Didier Laurency s’est installé en 1992 avec son frère Christophe de huit ans son cadet. Tous deux ont repris en polyculture élevage les bâtiments de leurs grands-parents. Si Christophe avait suivi un cursus agricole, Didier avait lui plutôt un bagage en économie. S’il se rappelle à l’époque avoir eu « plusieurs propositions de postes sympas », il ne regrette pas d’avoir fait le choix finalement de l’agriculture. Ainsi celui qui se définit comme « un terrien rural » avait suivi une formation adulte l’année précédant son installation.

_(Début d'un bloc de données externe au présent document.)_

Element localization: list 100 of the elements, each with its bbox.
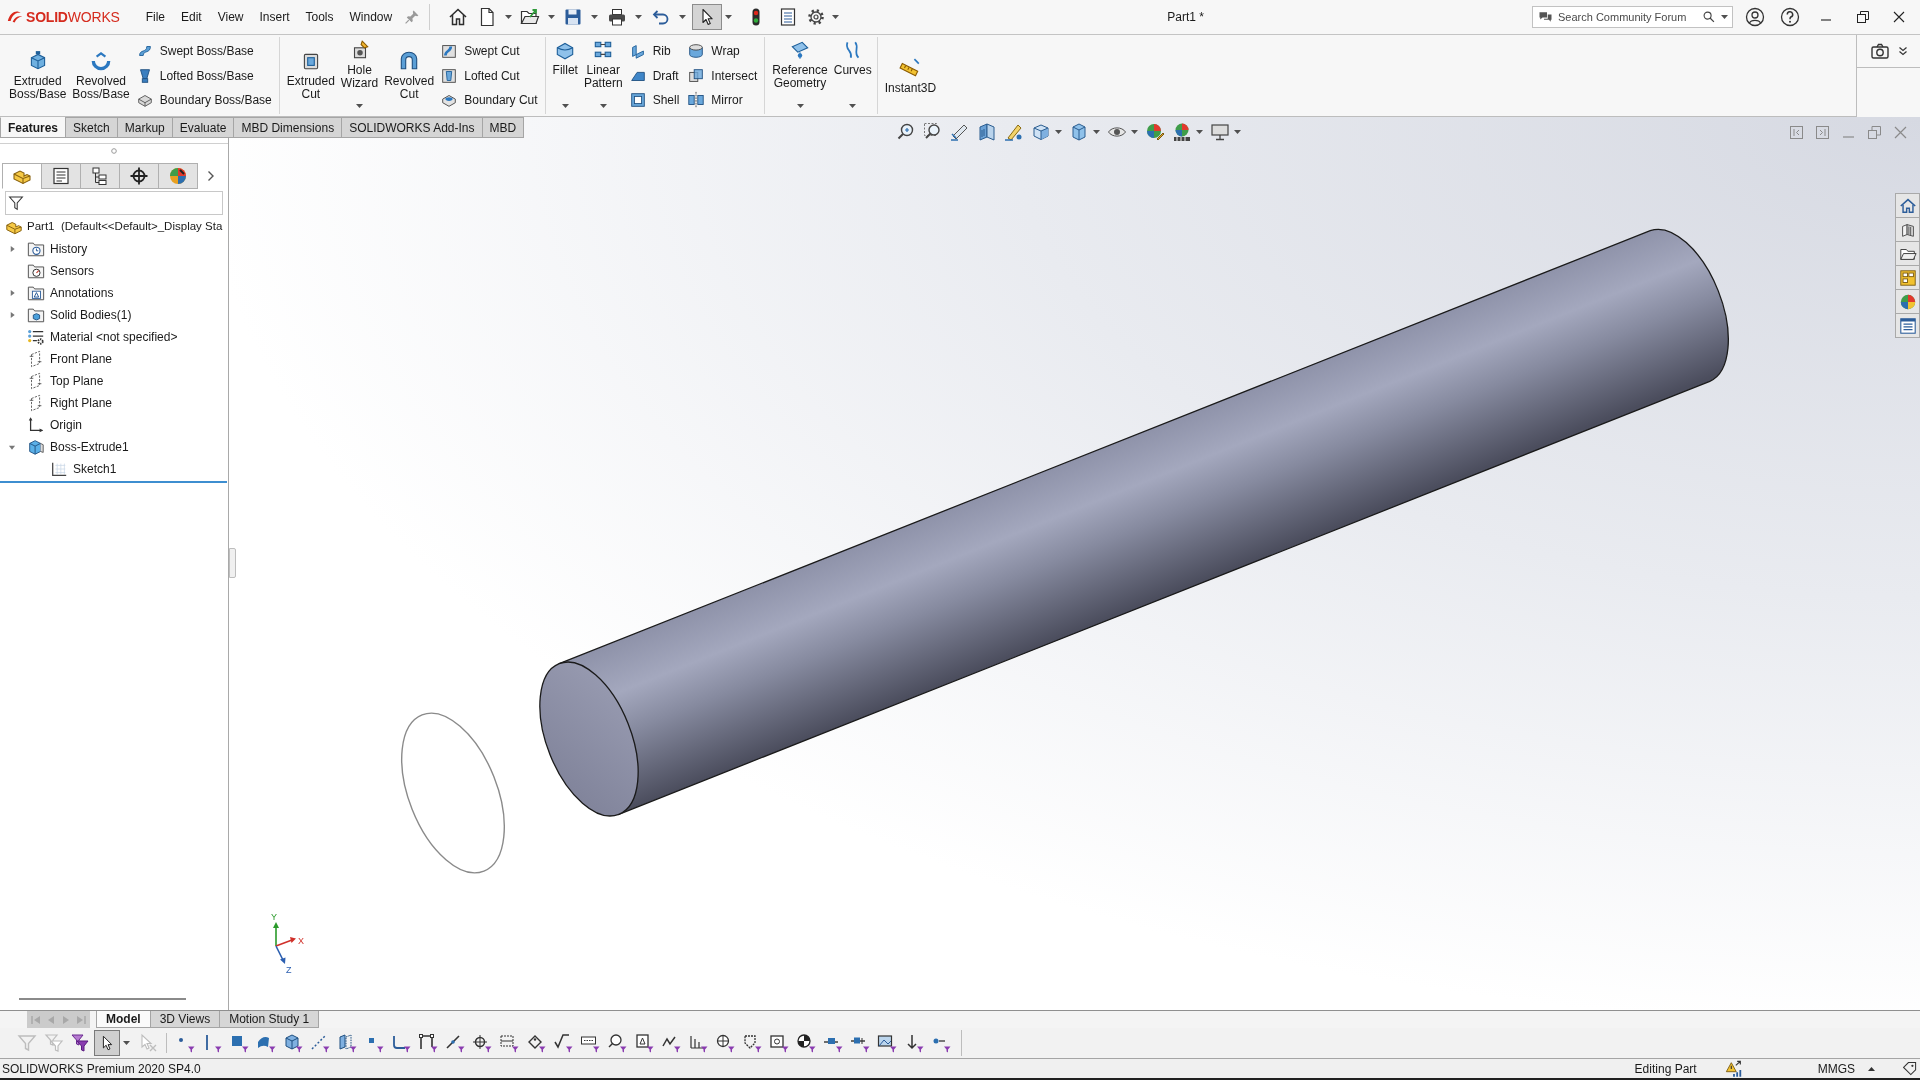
diagonal-line-filter-icon[interactable] xyxy=(445,1033,465,1053)
shaded-cube-icon[interactable] xyxy=(1069,122,1089,142)
bottom-tab[interactable]: 3D Views xyxy=(149,1011,221,1028)
bottom-tab[interactable]: Motion Study 1 xyxy=(219,1011,320,1028)
tool-button[interactable]: Intersect xyxy=(687,64,758,87)
tree-item[interactable]: History xyxy=(50,240,88,258)
picture-filter-icon[interactable] xyxy=(877,1033,897,1053)
panel-tab[interactable] xyxy=(80,163,120,189)
tool-button[interactable]: Revolved Boss/Base xyxy=(72,50,130,101)
chevron-right-icon[interactable] xyxy=(207,170,215,182)
tool-button[interactable]: Swept Boss/Base xyxy=(135,40,272,62)
tag-icon[interactable] xyxy=(1902,1060,1918,1077)
tool-button[interactable]: Lofted Cut xyxy=(440,64,538,87)
target-filter-icon[interactable] xyxy=(472,1033,492,1053)
view-cube-icon[interactable] xyxy=(1031,122,1051,142)
command-tab[interactable]: Evaluate xyxy=(171,117,235,138)
caret-icon[interactable] xyxy=(1234,130,1241,134)
select-button[interactable] xyxy=(94,1030,120,1056)
pin-icon[interactable] xyxy=(404,9,421,25)
panel-tab[interactable] xyxy=(119,163,159,189)
frame-filter-icon[interactable] xyxy=(418,1033,438,1053)
command-tab[interactable]: Sketch xyxy=(65,117,118,138)
framed-circle-filter-icon[interactable] xyxy=(769,1033,789,1053)
caret-icon[interactable] xyxy=(561,104,569,108)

Le Gaec LDC a démarré plutôt progressivement : « nous avions une petite surface de 50 ha. Pour viabiliser la structure, nous avions fait le choix d’avoir peu de matériel et d’intégrer deux Cuma ». Assez rapidement cependant, ils ont développé un atelier volailles de Bresse en créant leur propre système d’abattage. Une production sur laquelle ils ont augmenté au fil du temps pour arriver au plus fort de leur production jusqu’à 25.000 volailles de Bresse toutes vendues à un volailler. « Nous avons réduit progressivement le nombre en développant la vente directe », ils en écoulent désormais environ 20.000 par an tout en vente directe. C’est notamment l’arrivée en 2014 de leur neveu Anthony Marmeys qui a permis de bien structurer cette partie vente directe.

Damien Serrier, hors cadre familial, est arrivé à son tour en 2019, ce qui fut le point de départ de la conversion en bio du Gaec. « Nous en sommes à la deuxième année, la moitié de la production est en bio ». Sur une base d’un tiers de l’assolement consacré au maïs, un tiers au blé et à l’orge, un tiers aux oléagineux, cette conversion se traduit forcément par un allongement de la rotation, une diversification des productions, « nous sommes passés de six – sept productions à une douzaine, dont le trèfle semence », détaille Didier Laurency.

Le Gaec LDC ce sont aujourd’hui 280 ha dont une trentaine consacrée aux volailles. À noter également l’arrivée d’un atelier poules pondeuses…

Ainsi, il a toujours appliqué sur sa propre structure ce que Bourgogne du Sud recommande à ses coopérateurs : l’autonomie alimentaire, la diversification des productions, l’orientation vers des labels qualité, la transmissibilité des exploitations.